All in all we had a very successful day. Way too much food; an embarrassing amount of food. The turkey was just under 30 pounds, and there were only 11 of us planned for dinner. (12 ate, but I’ll tell you about that in a minute!) I ended up, due to a combination of my poor advance planning and our trip to Tucson, not purchasing a turkey until Tuesday night. By that time, my mother-in-law reminded me of the pain in the you-know-what it would be to attempt to completely defrost a large turkey by early Thursday morning, so I set out to buy a fresh bird. I was looking for something in the 20-pound range (for leftovers!). Turns out, the grocery store we landed in only had one fresh turkey left, the mammoth that we ended up with. (I wanted leftovers…)

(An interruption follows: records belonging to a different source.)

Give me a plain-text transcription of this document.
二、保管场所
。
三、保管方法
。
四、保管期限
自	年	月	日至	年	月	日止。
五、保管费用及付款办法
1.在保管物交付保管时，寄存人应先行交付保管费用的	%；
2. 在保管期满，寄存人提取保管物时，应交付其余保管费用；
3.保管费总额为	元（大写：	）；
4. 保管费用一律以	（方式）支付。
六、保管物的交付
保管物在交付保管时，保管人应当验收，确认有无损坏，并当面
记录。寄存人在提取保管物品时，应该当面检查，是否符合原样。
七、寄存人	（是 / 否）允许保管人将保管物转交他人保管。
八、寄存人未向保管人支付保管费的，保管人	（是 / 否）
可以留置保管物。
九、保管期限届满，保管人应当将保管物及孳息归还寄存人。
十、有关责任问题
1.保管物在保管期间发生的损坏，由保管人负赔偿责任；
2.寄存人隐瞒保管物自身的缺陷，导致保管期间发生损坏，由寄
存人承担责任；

Since I can remember, our family turkey has traditionally been named “Biff”, courtesy of our Dad. I know that Julie and I always attempted to give it another name, but whenever Dad referred to the turkey in conversation (like when he reported on its cooking progress or whatever), it would be Biff.
This year, since Thanksgiving was at my house, I balked at tradition and named the bird something else. In honor of my sister Julie’s passion for tall, dark, and accented men, I named the turkey Ricardo (you have to use the accent when you say it). And Ricardo didn’t disappoint: he was a big bird (no, not this kind), and he was nicely browned:
The only thing he was missing was the accent, but two out of three isn’t bad!
Anyhoo, one of our cousins, one that we haven’t seen in YEARS (I’m talking early ’90s!) drove down to see us and chat a bit before leaving for Los Angeles and a new job. He is Julie’s age, so she calls him “her cousin” because I have one of my own (he’s “my cousin” because he’s “my age”). Anyway, this cousin and Julie have kept in touch and so we always know generally what’s going on, but it was great to get all the scoop in person, over dinner. We wish him well in his new job and his new home!
Anyone want to come over and have some leftover turkey?